The speed and accuracy of these portraits was often advertised, with artists promising to redo paintings free of charge if the client was unsatisfied with the sitter’s likeness. Interestingly, these advertisements are often the only paper trail that itinerant artists left behind; their artwork had no formal documentation, such as auction records or provenance paperwork. To make things more complicated, such artists rarely signed their works. Here lies the trouble with tracking down limners: they left little behind to identify themselves.
With few written records, tracing and identifying artworks made by itinerant artists is incredibly difficult. Normally, registrars use documents like bills of sale, auction records, and insurance paperwork to trace ownership and to give a complete record of the artwork for future reference. In this way, collections management and archives staff work toward a common goal: to preserve information for the next generation. For artworks by limners, of course, there is little written information to gather, so research and provenance work must be done in more creative ways.
As mentioned previously, advertisements are often one of the most fruitful sources of information on where, when, and how itinerant artists worked. When advertisements are unavailable, however, other methods can be used. In my own research on a set of itinerant portraits, gathering clues from the paintings’ frames has been invaluable. Old labels and handwritten notes, as well as the material and composition of the frames themselves, can give insight into when and where the paintings were completed.
Another piece of historical context that has helped me date these portraits has been the clothing and hairstyles of the sitters. I can tell, for instance, that certain paintings date from the mid- to late 1800s based on the waistcoat and facial hair of the male portrait alone. One of the trickiest ways to determine the provenance of an itinerant artwork is family or oral history. These portraits were often passed down from generation to generation, with family legend as the only source of information on where they came from. Though often hard to obtain and verify, these types of peripheral information can be used by registrars to supplement the minimal paper record that limners have left behind.

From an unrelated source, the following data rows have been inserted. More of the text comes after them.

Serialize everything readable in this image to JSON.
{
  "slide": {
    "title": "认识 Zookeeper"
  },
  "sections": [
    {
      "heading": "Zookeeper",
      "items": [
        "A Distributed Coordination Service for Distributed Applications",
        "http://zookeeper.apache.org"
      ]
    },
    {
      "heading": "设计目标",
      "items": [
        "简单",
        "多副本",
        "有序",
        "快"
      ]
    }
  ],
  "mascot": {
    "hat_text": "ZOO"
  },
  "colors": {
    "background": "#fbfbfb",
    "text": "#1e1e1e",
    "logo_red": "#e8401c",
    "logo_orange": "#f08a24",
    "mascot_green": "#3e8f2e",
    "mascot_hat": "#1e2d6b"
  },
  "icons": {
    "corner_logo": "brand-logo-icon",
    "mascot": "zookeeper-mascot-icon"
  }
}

Without records collected and catalogued by registrars, we wouldn’t be able to learn from the past. Our knowledge of Georges Seurat would be as murky as that of Samuel Cooper. The difficulty in tracing the work of limners reveals that with a dearth of information comes a surplus of gratitude for those who keep it.
Cameron Findlay is a rising junior at Smith College majoring in anthropology and minoring in art history and museum studies. During summer 2021, she was the Warshawsky Fellow in Collections Management and worked on a long-term loan digitization project. Aside from filing and organizing, Cameron enjoys cross-stitching, concerts, and taking pictures of her cat, Neffie. After graduation, she hopes to earn a master’s degree in library science to become a librarian or registrar.